We came across so many musical instruments this trip, and a few of us made music together. I would ask people about their own experiences with music and for opportunities to practice music along the way, which often became an opportunity to connect with others. From family instruments and church pianos to magnificent instruments tucked away at colleges, we regularly had access to musical instruments. I counted at least 30 pianos from my notes! There has been a running joke with the team this trip that I would eventually post about all of the musical experiences I had along the way. That sounds like a long and repetitive blog post, though, so here are some highlights!


When we taught our workshops in Hazard, Kentucky, I had the opportunity to play on the college’s concert grand piano, which was one of the nicest pianos during the entire trip. As I played some songs, I met a few musicians and administrators who worked at the school who came to listen and invited others to come by. One of the administrators was the director at the affiliated music school, KSBTM, and he offered our team a trip to tour his campus! Some of us visited it the next day, and we learned about the traditional music in Appalachia and saw the recording studio, stage, library, and other facilities.
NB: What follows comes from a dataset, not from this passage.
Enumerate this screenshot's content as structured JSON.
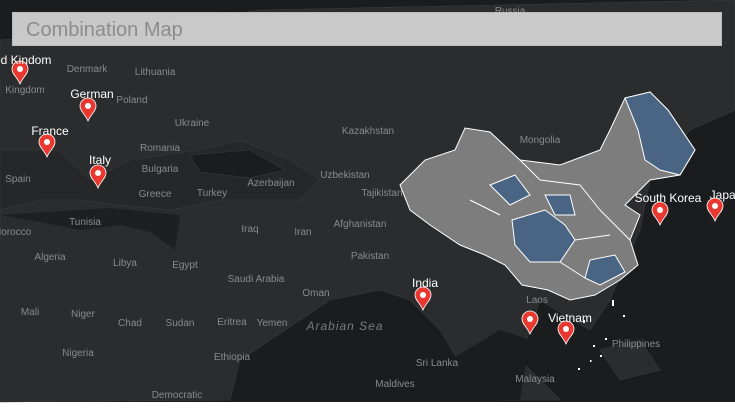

The director of the school even performed for us and let us play on the traditional instruments! The piano you see below is in Mahogany, so the natural wood tones are showing, and the shorter length along with the tuning make the sound warmer to stand out in music that already has a bright sound. It’s the recording studio piano and had a storied history before it was donated to the school.



When we taught at Johnson Wabash School in Ferguson, Missouri, I asked if the school had a piano I could borrow to help demonstrate parts of my presentation. They had two! We wheeled this one, which was in tune and had a smooth action, into my classroom, which the students really enjoyed. During my breaks, I had conversations with the band and orchestra teachers, who shared stories from their time at the school. Having the teachers with a background in music nearby during my workshops really helped to reinforce some of the ideas we explored. The instrument on top is a melodica, which uses air and reeds like a harmonica.



At one of our stays in Utah, our hosts and I were talking about music and they mentioned that their music teacher Denine, who lived next door, would love to visit with us. A few of us went over and met her family, and we talked about her experiences with teaching voice and the piano. Denine’s conversation style and experiences with advanced students reminded me a lot of one of my own piano teachers, though she also had a background in vocal technique. This piano is the one she uses for her lessons, and it was in great shape.



 

As we cycled and taught our workshops, we learned so many valuable lessons along the way

  • How to live in a group, from communication and organizing chores to finding fun activities to do together.

  • Cycling in an area is a great way to learn about it, from seeing wildlife and feeling the contours of the land to stopping and interacting with people more often.

  • What your basic essentials are for day-to-day living and just how many places in the United States could meet your needs.

If you’re an MIT student who’s considering applying to Spokes in the future, apply! Spokes has been a once-in-a-lifetime adventure to remember and grow from. Please reach out, too, if you have any questions about the experience!


Thank you, all, for joining me on this adventure! The next chapter is just starting to unfold.